Molluscan y est parvenu grâce à plus de 20 ans de recherche à la station marine d’Arcachon de l’université de Bordeaux. Grâce à ces données, l’entreprise a mis au point ce qu’elle appelle la valvométrie non invasive à haute fréquence, une manière élégante de décrire sa technologie incroyablement sensible pour surveiller les mouvements les plus infimes des mollusques bivalves. Lorsque ces mouvements suivent des schémas irréguliers ou anormaux, le système avertit les scientifiques que quelque chose ne va pas.
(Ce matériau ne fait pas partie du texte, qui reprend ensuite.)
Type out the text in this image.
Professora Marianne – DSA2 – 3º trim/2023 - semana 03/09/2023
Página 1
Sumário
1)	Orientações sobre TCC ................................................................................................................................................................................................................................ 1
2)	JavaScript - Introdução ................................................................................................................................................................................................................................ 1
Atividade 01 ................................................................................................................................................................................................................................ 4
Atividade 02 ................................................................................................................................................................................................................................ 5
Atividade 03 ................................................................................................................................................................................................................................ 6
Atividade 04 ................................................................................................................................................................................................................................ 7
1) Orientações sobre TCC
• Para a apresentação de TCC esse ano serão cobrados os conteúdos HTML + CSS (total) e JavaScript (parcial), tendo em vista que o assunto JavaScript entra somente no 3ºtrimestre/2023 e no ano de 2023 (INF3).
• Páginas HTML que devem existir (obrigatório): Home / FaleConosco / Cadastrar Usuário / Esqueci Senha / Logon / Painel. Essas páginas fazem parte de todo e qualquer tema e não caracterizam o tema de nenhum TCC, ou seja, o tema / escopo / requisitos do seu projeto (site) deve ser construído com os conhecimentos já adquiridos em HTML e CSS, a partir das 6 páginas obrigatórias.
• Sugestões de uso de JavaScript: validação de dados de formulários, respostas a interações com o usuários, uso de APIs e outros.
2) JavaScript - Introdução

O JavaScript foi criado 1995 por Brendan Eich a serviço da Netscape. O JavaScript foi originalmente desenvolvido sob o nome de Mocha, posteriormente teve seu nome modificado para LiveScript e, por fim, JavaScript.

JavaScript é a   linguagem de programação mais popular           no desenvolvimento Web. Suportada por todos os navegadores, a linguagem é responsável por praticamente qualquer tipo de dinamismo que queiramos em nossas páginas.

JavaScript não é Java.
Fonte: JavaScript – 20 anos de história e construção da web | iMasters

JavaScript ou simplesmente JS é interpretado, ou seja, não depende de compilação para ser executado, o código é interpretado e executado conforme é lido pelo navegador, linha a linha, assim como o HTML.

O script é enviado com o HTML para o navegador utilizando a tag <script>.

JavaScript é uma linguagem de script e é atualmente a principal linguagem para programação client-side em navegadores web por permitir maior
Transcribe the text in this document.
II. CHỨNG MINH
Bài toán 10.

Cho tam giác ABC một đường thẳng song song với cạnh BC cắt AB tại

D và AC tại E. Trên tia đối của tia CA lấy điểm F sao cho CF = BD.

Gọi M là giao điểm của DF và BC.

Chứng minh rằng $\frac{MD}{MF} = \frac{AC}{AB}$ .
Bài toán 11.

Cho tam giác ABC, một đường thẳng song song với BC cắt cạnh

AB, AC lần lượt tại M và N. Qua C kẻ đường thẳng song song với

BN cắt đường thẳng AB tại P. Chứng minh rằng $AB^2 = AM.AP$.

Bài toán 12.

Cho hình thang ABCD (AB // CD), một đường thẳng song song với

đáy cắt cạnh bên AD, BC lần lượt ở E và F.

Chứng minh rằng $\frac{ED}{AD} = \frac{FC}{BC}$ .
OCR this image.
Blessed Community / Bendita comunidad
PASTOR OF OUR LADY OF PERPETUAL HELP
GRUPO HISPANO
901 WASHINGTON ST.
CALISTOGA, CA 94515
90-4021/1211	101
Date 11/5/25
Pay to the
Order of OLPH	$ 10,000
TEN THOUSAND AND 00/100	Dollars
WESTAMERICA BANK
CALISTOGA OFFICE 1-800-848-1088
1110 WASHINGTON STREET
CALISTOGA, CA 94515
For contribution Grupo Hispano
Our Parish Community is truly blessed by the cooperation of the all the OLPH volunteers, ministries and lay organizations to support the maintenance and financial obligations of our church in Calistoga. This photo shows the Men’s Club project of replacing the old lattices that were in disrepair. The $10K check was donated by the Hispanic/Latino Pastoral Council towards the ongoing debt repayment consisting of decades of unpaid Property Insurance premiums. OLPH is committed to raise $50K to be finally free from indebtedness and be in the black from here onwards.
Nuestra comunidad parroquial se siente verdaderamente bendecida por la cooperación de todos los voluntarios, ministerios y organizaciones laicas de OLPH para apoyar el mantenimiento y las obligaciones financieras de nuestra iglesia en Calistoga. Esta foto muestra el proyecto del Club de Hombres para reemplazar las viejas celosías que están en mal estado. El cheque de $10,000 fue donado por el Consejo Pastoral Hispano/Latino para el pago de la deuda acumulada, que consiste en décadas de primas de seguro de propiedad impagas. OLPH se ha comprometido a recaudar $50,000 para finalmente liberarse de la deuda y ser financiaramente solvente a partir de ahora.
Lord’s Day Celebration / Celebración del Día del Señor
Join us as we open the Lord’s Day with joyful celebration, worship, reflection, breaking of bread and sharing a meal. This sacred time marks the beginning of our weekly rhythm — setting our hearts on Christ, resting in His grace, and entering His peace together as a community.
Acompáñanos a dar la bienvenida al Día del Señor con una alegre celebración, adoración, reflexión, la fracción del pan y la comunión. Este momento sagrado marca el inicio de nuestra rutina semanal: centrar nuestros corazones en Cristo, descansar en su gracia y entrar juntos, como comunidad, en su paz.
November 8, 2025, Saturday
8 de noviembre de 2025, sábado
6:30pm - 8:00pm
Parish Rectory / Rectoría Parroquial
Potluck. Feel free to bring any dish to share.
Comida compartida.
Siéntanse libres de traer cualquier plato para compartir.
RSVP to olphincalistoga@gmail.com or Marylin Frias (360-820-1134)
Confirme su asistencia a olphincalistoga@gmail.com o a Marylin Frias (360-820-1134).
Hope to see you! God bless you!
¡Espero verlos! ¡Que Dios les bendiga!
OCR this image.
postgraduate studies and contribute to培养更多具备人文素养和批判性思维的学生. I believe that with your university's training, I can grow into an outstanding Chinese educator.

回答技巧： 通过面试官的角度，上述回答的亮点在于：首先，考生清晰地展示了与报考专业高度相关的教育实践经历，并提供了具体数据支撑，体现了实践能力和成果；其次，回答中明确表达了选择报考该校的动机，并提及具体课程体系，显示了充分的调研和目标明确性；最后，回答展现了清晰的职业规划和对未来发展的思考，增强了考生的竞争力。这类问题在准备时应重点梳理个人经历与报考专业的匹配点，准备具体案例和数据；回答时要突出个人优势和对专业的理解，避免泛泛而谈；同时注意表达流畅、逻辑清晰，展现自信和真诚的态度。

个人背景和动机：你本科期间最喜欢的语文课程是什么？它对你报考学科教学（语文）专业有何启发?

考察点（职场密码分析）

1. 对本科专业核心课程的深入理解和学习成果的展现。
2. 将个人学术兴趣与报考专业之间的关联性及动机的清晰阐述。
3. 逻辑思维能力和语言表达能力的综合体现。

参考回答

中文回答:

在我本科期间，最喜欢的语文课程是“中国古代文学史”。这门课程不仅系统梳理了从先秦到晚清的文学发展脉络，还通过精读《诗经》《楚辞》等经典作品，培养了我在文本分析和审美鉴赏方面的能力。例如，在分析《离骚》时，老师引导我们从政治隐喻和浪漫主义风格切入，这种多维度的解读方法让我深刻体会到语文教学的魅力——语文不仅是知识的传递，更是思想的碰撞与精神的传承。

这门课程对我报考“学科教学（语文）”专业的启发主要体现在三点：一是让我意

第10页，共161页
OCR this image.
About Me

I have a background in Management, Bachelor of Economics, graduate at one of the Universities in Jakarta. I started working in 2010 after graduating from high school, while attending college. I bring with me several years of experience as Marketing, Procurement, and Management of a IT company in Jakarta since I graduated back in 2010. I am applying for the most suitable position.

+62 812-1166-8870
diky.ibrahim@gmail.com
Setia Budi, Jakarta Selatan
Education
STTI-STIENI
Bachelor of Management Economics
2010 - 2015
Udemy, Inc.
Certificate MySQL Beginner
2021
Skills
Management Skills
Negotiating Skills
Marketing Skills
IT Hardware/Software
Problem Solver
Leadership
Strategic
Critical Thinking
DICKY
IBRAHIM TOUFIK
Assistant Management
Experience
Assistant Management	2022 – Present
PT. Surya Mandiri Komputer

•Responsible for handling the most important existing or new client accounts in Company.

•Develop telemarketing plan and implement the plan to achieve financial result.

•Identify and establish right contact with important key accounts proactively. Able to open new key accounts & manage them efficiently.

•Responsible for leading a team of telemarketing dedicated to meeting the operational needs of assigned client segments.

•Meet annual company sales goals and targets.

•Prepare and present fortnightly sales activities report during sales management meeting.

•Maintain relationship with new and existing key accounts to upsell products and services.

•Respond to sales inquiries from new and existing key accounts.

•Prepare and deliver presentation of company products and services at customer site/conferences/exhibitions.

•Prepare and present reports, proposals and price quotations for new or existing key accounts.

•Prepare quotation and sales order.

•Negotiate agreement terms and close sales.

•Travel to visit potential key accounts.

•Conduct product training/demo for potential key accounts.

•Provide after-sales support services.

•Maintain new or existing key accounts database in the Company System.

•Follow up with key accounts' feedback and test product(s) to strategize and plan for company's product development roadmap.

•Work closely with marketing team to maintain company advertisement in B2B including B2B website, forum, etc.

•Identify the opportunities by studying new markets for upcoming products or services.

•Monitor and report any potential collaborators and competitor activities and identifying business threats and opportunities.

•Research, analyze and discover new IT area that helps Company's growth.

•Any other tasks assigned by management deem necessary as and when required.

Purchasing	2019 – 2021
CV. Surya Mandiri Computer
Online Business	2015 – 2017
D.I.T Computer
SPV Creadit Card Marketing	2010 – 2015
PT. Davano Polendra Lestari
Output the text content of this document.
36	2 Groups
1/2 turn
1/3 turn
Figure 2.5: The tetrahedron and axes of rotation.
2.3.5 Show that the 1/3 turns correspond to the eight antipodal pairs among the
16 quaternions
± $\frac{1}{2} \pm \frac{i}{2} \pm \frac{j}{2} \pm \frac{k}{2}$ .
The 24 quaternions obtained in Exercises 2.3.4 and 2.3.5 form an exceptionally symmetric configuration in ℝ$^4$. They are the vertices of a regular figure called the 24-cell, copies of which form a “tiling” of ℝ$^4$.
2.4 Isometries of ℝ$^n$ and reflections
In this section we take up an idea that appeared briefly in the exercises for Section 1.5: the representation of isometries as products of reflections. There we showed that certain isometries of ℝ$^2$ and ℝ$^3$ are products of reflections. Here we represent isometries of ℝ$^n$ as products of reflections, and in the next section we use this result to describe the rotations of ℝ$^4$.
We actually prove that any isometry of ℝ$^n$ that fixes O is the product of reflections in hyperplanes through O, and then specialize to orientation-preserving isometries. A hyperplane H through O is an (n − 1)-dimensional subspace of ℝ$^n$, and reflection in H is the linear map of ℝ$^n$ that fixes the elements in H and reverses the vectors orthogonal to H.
Une installation typique comprend 16 mollusques, chacun équipé d’un minuscule capteur et d’une batterie qui a une autonomie de plusieurs années. Les capteurs, qui mesurent le comportement des animaux 10 fois par seconde, sont reliés à un boîtier de commande électronique situé à proximité, qui saisit les données de chaque animal et les transmet aux scientifiques ou aux techniciens.

16 est le nombre minimum de mollusques pour garantir la fiabilité statistique des signaux capturés.

« Nous utilisons des micro-électrodes très légères, de l’ordre d’un gramme à l’extérieur de l’eau, soit quelques dixièmes de gramme à l’intérieur de l’eau », explique M. Quinault. « Les animaux ne sentent donc rien et nous mesurons chacun de leurs mouvements, c’est-à-dire la façon dont ils s’ouvrent ou se ferment, avec une très grande précision, au micromètre près. »

Un micromètre est un millionième de mètre (un mètre équivaut à environ trois pieds). Un cheveu humain peut avoir un diamètre d’environ 50 micromètres. Les capteurs surveillent donc des mouvements 50 fois plus petits que la largeur d’un cheveu.

La précision des capteurs n’a d’égale que celle des huîtres, des palourdes et des moules elles-mêmes, qui sont à la fois plus sensibles et plus durables que les technologies traditionnelles d’échantillonnage des contaminants dans l’eau.

« Nous les avons testées dans des rivières artificielles contenant du pétrole, juste pour voir comment elles réagissent en fonction des différents niveaux de concentration », explique Quinault. « La sensibilité des animaux en termes de réaction et de vitesse de réaction – et c’est une question de concentration – est très élevée et nous avons pu détecter des concentrations qui étaient trop faibles pour être observées en laboratoire.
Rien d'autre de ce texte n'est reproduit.